2. Develop Processing Skills

Why did your teachers make you show how you came to the answer with your homework? They wanted to see your thought process in how you arrived at the conclusion. Often your employers, co-workers, and other associates need the same thing from you before you hit the send button on an email or execute on a project. Developing and implementing the use of processing skills helps gain buy-in with those you are working with that the result you are seeking is in line with the result they intend to achieve, aligning your pathway for success on your project. Yes, A + B = C and B + A = C, yet timing and delivery (messaging and tone) play a huge role in getting the overall result that may play into a bigger overall result. An example might be your ability to understand the importance of a single RFI on a project and how one task corresponds to meeting the overall deliverables to obtain a TCO. Your ability to articulate and follow up for effectiveness and efficiency on the single RFI—because you understand how each task combined on a project becomes the difference between meeting your overall delivery date or not—is process thinking. Process thinking is about being in tune with the practices you are using to try and achieve your result.

3. Communicate to Secure Trust

If you visit my office, some sayings on the walls are “Talk is Cheap” and “Verify, Don’t Justify.” When sharing data and information with others, eliminating ambiguity and providing supporting backup data eliminates risk. This risk is not just the risk associated with the project but the risk associated with your own job security. On a project, communicating that you obtained photographs and documentation, stating something was complete, as opposed to communicating that a sub-contractor or associate told you it was complete, eliminates the risk of what one person considers to be complete as opposed to what another considers complete. The same holds true when verifying employment. Many individuals will state, “I stayed until CO, and then they did not have another project for me.” Those who provide a reference that verifies that to be the case eliminate doubt that the individual left during the most critical time of the project and build trust out of the gate with the new employer, as it demonstrates they are someone who stays committed to finishing what they start even if they risk working themselves out of a job. More often than not, those individuals were also rewarded with severance or completion bonuses from their departing company and have more choices in their next career choice. They did not just say they finished the project. A stakeholder in the project verified that the individual saw the project through to completion.

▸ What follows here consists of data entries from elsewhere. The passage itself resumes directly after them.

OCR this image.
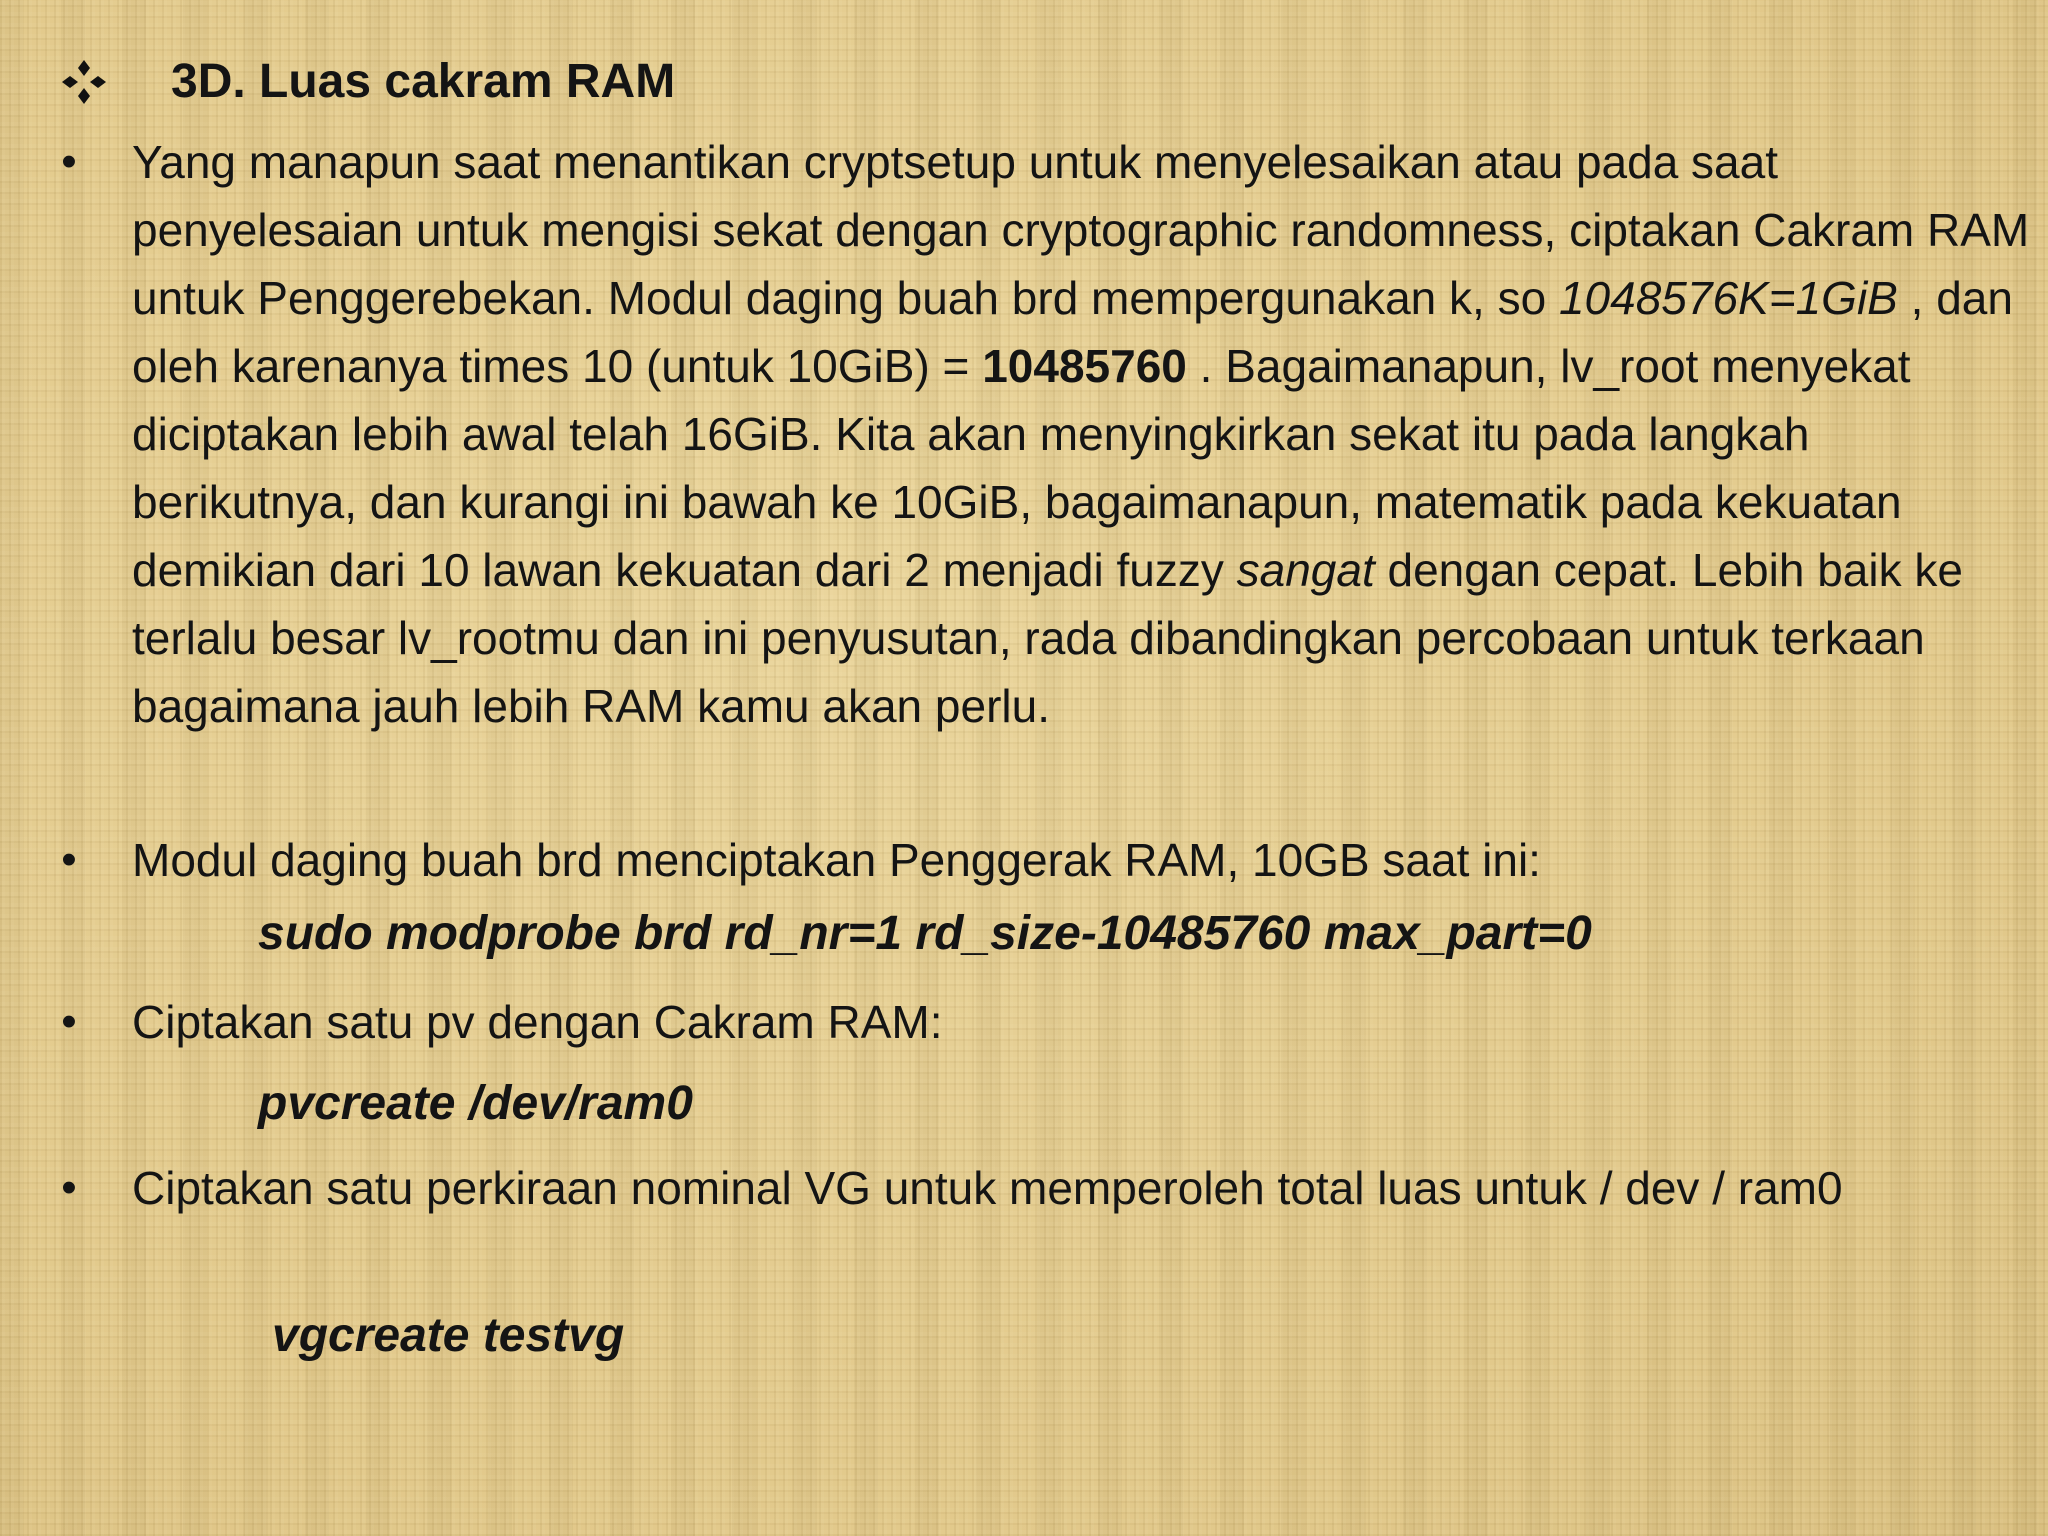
3D. Luas cakram RAM
• Yang manapun saat menantikan cryptsetup untuk menyelesaikan atau pada saat penyelesaian untuk mengisi sekat dengan cryptographic randomness, ciptakan Cakram RAM untuk Penggerebekan. Modul daging buah brd mempergunakan k, so 1048576K=1GiB , dan oleh karenanya times 10 (untuk 10GiB) = 10485760 . Bagaimanapun, lv_root menyekat diciptakan lebih awal telah 16GiB. Kita akan menyingkirkan sekat itu pada langkah berikutnya, dan kurangi ini bawah ke 10GiB, bagaimanapun, matematik pada kekuatan demikian dari 10 lawan kekuatan dari 2 menjadi fuzzy sangat dengan cepat. Lebih baik ke terlalu besar lv_rootmu dan ini penyusutan, rada dibandingkan percobaan untuk terkaan bagaimana jauh lebih RAM kamu akan perlu.
• Modul daging buah brd menciptakan Penggerak RAM, 10GB saat ini:
sudo modprobe brd rd_nr=1 rd_size-10485760 max_part=0
• Ciptakan satu pv dengan Cakram RAM:
pvcreate /dev/ram0
• Ciptakan satu perkiraan nominal VG untuk memperoleh total luas untuk / dev / ram0
vgcreate testvg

Finding Your Career Destination Through Perseverance in Construction Management

Clearly when walking through this scaffolding, I could see paradise awaited at the other end. Most other times, when walking through a sidewalk enclosed with scaffolding, I can only see a darkened pathway with an opening at the far end with more light and what appears to be more sidewalk—yet I can’t see for sure. Your career will have both of these moments: moments of clarity and moments of taking a darkened pathway in faith that it will lead to your intended destination. You must decide if you take the walk or not.

Those who step forth with anticipation, think and plan before they act, and develop the ability to communicate to build trust are those who, more often than not, come out of what appears to be a confined walk down a dark sidewalk, finding their destination on the other side.

Even when you can’t see the whole path ahead, there is usually enough light to take the next step. Do you take it or not?